The Rentcafe article noted the high prices in Johns Creek may be worth it, as the City launched a Strategic Economic Development initiative, which is known locally as the "District" in Tech Park. The City of Johns Creek is currently renovating an expensive City Hall, and there are plans in the works for a Mixed-Use Development, surrounding the TPA Ponds the City purchased. It is anticipated by some, that there will be a version of Apartments Galore in this redevelopment.
Councilman Broadbent chaired the Strategic Economic Development initiative, along with former Councilman Bob Gray.
With the impact of the Massage Parlor ordinance closing the storefronts on SR 141, some would suggest it pushed the industry into the neighborhoods. AirBnB's have become an issue for some subdivisions, with homeowners or renters, sub-leasing rooms out.
Therefore, many HOA's are taking a proactive stance against the growing rental population. For instance, several have instituted restrictions within the covenants and placed limits on the numbers of rentals allowed within the subdivision. Others have banned AirBnB's and sub-leasing. Finally, HOA's have outsourced monitoring of rental activity to companies.
Has your subdivision been dealing with any rental issues?
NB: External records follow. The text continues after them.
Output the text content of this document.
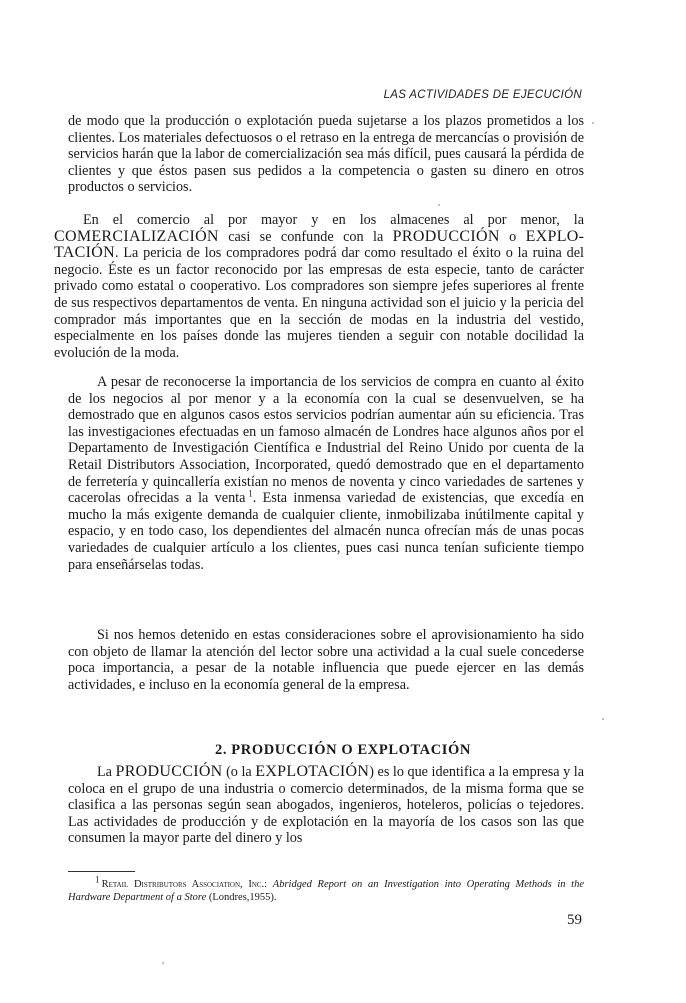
LAS ACTIVIDADES DE EJECUCIÓN

de modo que la producción o explotación pueda sujetarse a los plazos prometidos a los clientes. Los materiales defectuosos o el retraso en la entrega de mercancías o provisión de servicios harán que la labor de comercialización sea más difícil, pues causará la pérdida de clientes y que éstos pasen sus pedidos a la competencia o gasten su dinero en otros productos o servicios.

En el comercio al por mayor y en los almacenes al por menor, la COMERCIALIZACIÓN casi se confunde con la PRODUCCIÓN o EXPLOTACIÓN. La pericia de los compradores podrá dar como resultado el éxito o la ruina del negocio. Éste es un factor reconocido por las empresas de esta especie, tanto de carácter privado como estatal o cooperativo. Los compradores son siempre jefes superiores al frente de sus respectivos departamentos de venta. En ninguna actividad son el juicio y la pericia del comprador más importantes que en la sección de modas en la industria del vestido, especialmente en los países donde las mujeres tienden a seguir con notable docilidad la evolución de la moda.

A pesar de reconocerse la importancia de los servicios de compra en cuanto al éxito de los negocios al por menor y a la economía con la cual se desenvuelven, se ha demostrado que en algunos casos estos servicios podrían aumentar aún su eficiencia. Tras las investigaciones efectuadas en un famoso almacén de Londres hace algunos años por el Departamento de Investigación Científica e Industrial del Reino Unido por cuenta de la Retail Distributors Association, Incorporated, quedó demostrado que en el departamento de ferretería y quincallería existían no menos de noventa y cinco variedades de sartenes y cacerolas ofrecidas a la venta  $^1$. Esta inmensa variedad de existencias, que excedía en mucho la más exigente demanda de cualquier cliente, inmobilizaba inútilmente capital y espacio, y en todo caso, los dependientes del almacén nunca ofrecían más de unas pocas variedades de cualquier artículo a los clientes, pues casi nunca tenían suficiente tiempo para enseñárselas todas.

Si nos hemos detenido en estas consideraciones sobre el aprovisionamiento ha sido con objeto de llamar la atención del lector sobre una actividad a la cual suele concederse poca importancia, a pesar de la notable influencia que puede ejercer en las demás actividades, e incluso en la economía general de la empresa.

2. PRODUCCIÓN O EXPLOTACIÓN

La PRODUCCIÓN (o la EXPLOTACIÓN) es lo que identifica a la empresa y la coloca en el grupo de una industria o comercio determinados, de la misma forma que se clasifica a las personas según sean abogados, ingenieros, hoteleros, policías o tejedores. Las actividades de producción y de explotación en la mayoría de los casos son las que consumen la mayor parte del dinero y los

$^1$  Retail Distributors Association, Inc.: Abridged Report on an Investigation into Operating Methods in the Hardware Department of a Store (Londres,1955).
59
Have they come up with a creative way to address it?
Source: Yardi.com; USA Census
A few thoughts:
1/Has anyone considered that when there are 40+ kids getting on/off a school bus at a single apartment complex, and that's just one, signals that a large chunk of students are potentially going to come and go which impacts school culture, community and cohesion?
2/HoA's are ill equipped for this. Many were incorporated at least a couple of decades ago before AirBnB and when homes were new and in great shape. It is near impossible to get the right board, the right effort, AND the required votes to make changes to HoA rules to deal these trends. Meanwhile, asking an HoA management company to enforce rental restrictions or even track rentals is an extra cost that gets passed on to HoA's.
3/Renters and owners or investors don't behave like homeowners. Things get neglected, group houses replace family homes, yards stop being kept up or mowed, trees stop getting trimmed, and driveways and streets start to fill up with commercial work trucks in every other driveway. Suddenly owners are paying higher HoA dues and getting less than ever before.
JC has better schools, and in most cases our rental rates represents a much better value (safety, education, quality of life, cost of living, etc.) when compared to living inside the perimeter. However, some folks in JC like the comment above, don't appreciate and/or like the greater level of diversity this brings to our community.
Local community does not support high-density development. Brings a lot of new residents and they don't pay for it. All infrastructure, schools, etc still need to be paid. One small apartment will contribute with small taxes but consume the same resources as I do. My taxes continue to increase and I will need to move soon as it is impossible to sustain Mayor Bodker plans. Simple math.
Well said! Note the code words "culture, community and cohesion" in their comments. It's becoming too diverse for them.
Can one of you explain how this so called greater diversity improves property values, traffic, efficiency, or quality of life for those that have to deal with it and pay for it?
Great question! Of course, the answer it - it doesn't! Just more PC speak and fear of "hurting anyone's feelings"...
Sure, stop the pc spin, you should consider moving to extreme north Georgia to find the homogeneous community that you're severely addicted to. Otherwise, get used to even more diversity in JC and surrounding areas....
"addicted to"? What nonsense.
Stop the PC spin, is spot on. I don't care one iota of who lives around me. I care about whether they share the same concerns for our community as I do, safe good schools,
healthy environment, less traffic, less congestion and QUALITY OF LIFE.